When the government worries us, it would seem that people turn to literature for guidance: the discovery of PRISM, an online surveillance program developed by U.S. intelligence organizations, has led to a remarkable spike in sales for George Orwell’s dystopian classic, 1984.
The book’s sales rank jumped from #7,636 to #123 in just 24 hours on Amazon.com, and it is clear that the information released about the NSA’s surveillance efforts is the primary cause. A representative of Penguin (who publishes the novel) told Today via email: “The current coverage has translated in a surge in mentions and conversations about Orwell’s classic providing new platforms of discovery to bring readers to the book.” And yes, they have taken into account the kids who are reading the book for summer programs. The current surge had more than that to account for, it would seem.
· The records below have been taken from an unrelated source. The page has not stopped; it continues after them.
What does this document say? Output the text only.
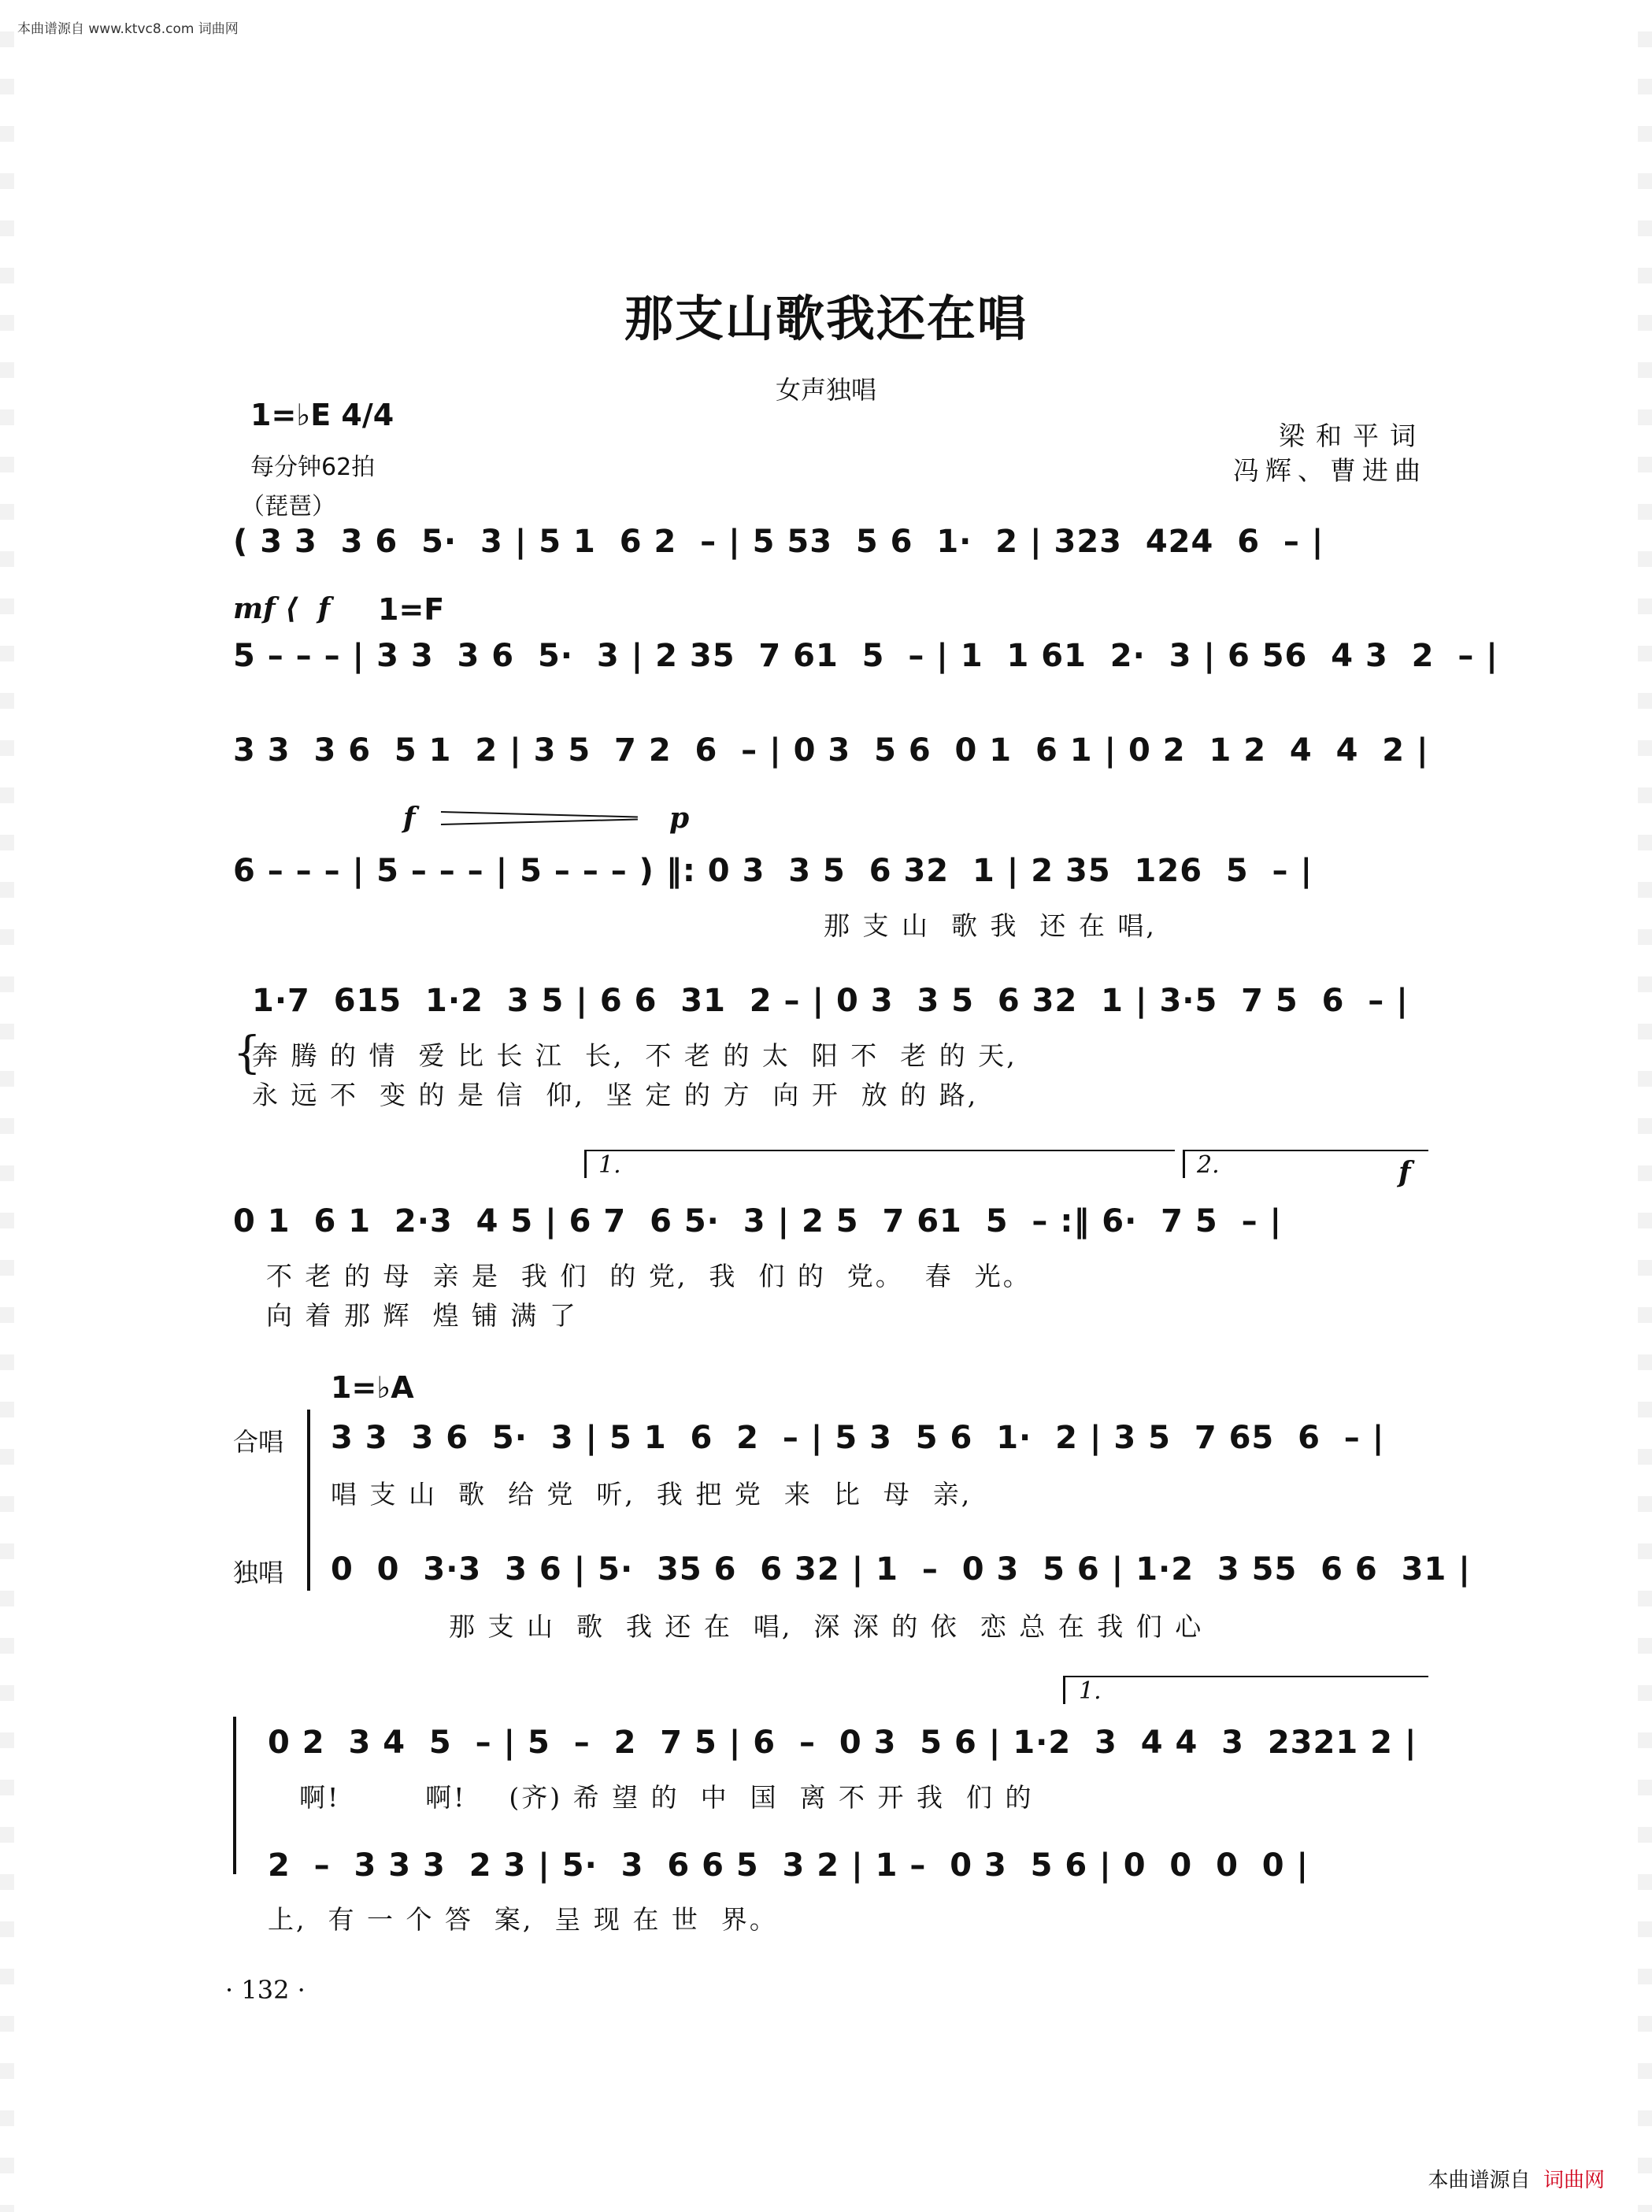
本曲谱源自 www.ktvc8.com 词曲网
那支山歌我还在唱
女声独唱
1=♭E 4/4
每分钟62拍
梁和平词
冯辉、曹进曲
（琵琶）
( 3 3  3 6  5·  3 | 5 1  6 2  – | 5 53  5 6  1·  2 | 323  424  6  – |
mf ⟨  f 1=F
5 – – – | 3 3  3 6  5·  3 | 2 35  7 61  5  – | 1  1 61  2·  3 | 6 56  4 3  2  – |
3 3  3 6  5 1  2 | 3 5  7 2  6  – | 0 3  5 6  0 1  6 1 | 0 2  1 2  4  4  2 |
f	p
6 – – – | 5 – – – | 5 – – – ) ‖: 0 3  3 5  6 32  1 | 2 35  126  5  – |
那 支 山  歌 我  还 在 唱,
1·7  615  1·2  3 5 | 6 6  31  2 – | 0 3  3 5  6 32  1 | 3·5  7 5  6  – |
{
奔 腾 的 情  爱 比 长 江  长,  不 老 的 太  阳 不  老 的 天,
永 远 不  变 的 是 信  仰,  坚 定 的 方  向 开  放 的 路,
1.	2.	f
0 1  6 1  2·3  4 5 | 6 7  6 5·  3 | 2 5  7 61  5  – :‖ 6·  7 5  – |
不 老 的 母  亲 是  我 们  的 党,  我  们 的  党。  春  光。
向 着 那 辉  煌 铺 满 了
1=♭A
合唱 3 3  3 6  5·  3 | 5 1  6  2  – | 5 3  5 6  1·  2 | 3 5  7 65  6  – |
唱 支 山  歌  给 党  听,  我 把 党  来  比  母  亲,
独唱 0  0  3·3  3 6 | 5·  35 6  6 32 | 1  –  0 3  5 6 | 1·2  3 55  6 6  31 |
那 支 山  歌  我 还 在  唱,  深 深 的 依  恋 总 在 我 们 心
1.
0 2  3 4  5  – | 5  –  2  7 5 | 6  –  0 3  5 6 | 1·2  3  4 4  3  2321 2 |
啊!        啊!    (齐) 希 望 的  中  国  离 不 开 我  们 的
2  –  3 3 3  2 3 | 5·  3  6 6 5  3 2 | 1 –  0 3  5 6 | 0  0  0  0 |
上,  有 一 个 答  案,  呈 现 在 世  界。
· 132 ·
本曲谱源自 词曲网
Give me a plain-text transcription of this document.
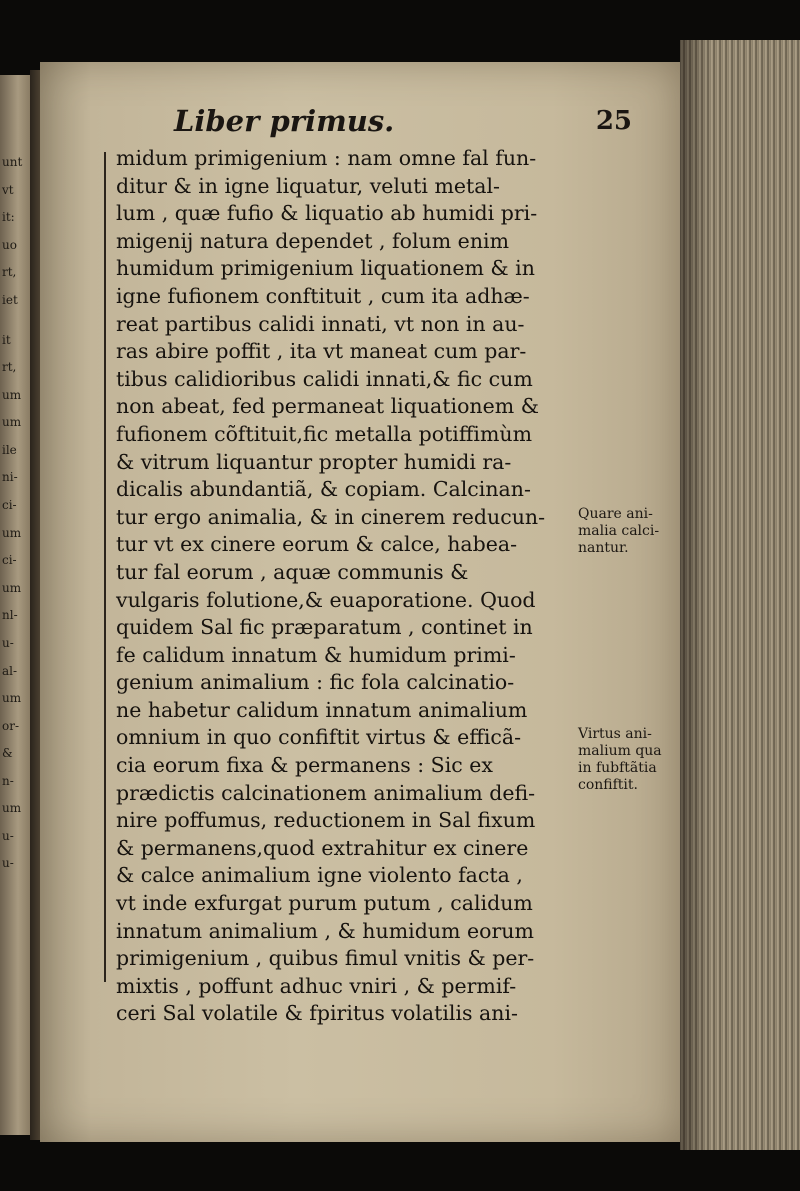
unt
vt
it:
uo
rt,
iet
it
rt,
um
um
ile
ni-
ci-
um
ci-
um
nl-
u-
al-
um
or-
&
n-
um
u-
u-
Liber primus.	25
midum primigenium : nam omne fal fun-
ditur & in igne liquatur, veluti metal-
lum , quæ fufio & liquatio ab humidi pri-
migenij natura dependet , folum enim
humidum primigenium liquationem & in
igne fufionem conftituit , cum ita adhæ-
reat partibus calidi innati, vt non in au-
ras abire poffit , ita vt maneat cum par-
tibus calidioribus calidi innati,& fic cum
non abeat, fed permaneat liquationem &
fufionem cõftituit,fic metalla potiffimùm
& vitrum liquantur propter humidi ra-
dicalis abundantiã, & copiam. Calcinan-
tur ergo animalia, & in cinerem reducun-
tur vt ex cinere eorum & calce, habea-
tur fal eorum , aquæ communis &
vulgaris folutione,& euaporatione. Quod
quidem Sal fic præparatum , continet in
fe calidum innatum & humidum primi-
genium animalium : fic fola calcinatio-
ne habetur calidum innatum animalium
omnium in quo confiftit virtus & efficã-
cia eorum fixa & permanens : Sic ex
prædictis calcinationem animalium defi-
nire poffumus, reductionem in Sal fixum
& permanens,quod extrahitur ex cinere
& calce animalium igne violento facta ,
vt inde exfurgat purum putum , calidum
innatum animalium , & humidum eorum
primigenium , quibus fimul vnitis & per-
mixtis , poffunt adhuc vniri , & permif-
ceri Sal volatile & fpiritus volatilis ani-
Quare ani-
malia calci-
nantur.
Virtus ani-
malium qua
in fubftãtia
confiftit.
Less surprising is that the book has been named-checked by both pro and anti-PRISM politicians—it wouldn’t be the first time 1984 has been brought into the political arena, and it surely won’t be the last.
The representative from Penguin also pointed that the relevancy of the book has never truly waned, regardless of public feeling. Considering the novel’s permanent place on many school curriculums, the statement seems entirely apt. In addition, the National Journal noted that the first publication of PRISM’s existence came only a few days before the anniversary of 1984’s original release on June 8, 1949. Awkward...
The All-Seeing Eye is turning heads again. But what fascinates us most is our need to turn to science fiction when we’re uncertain of our future.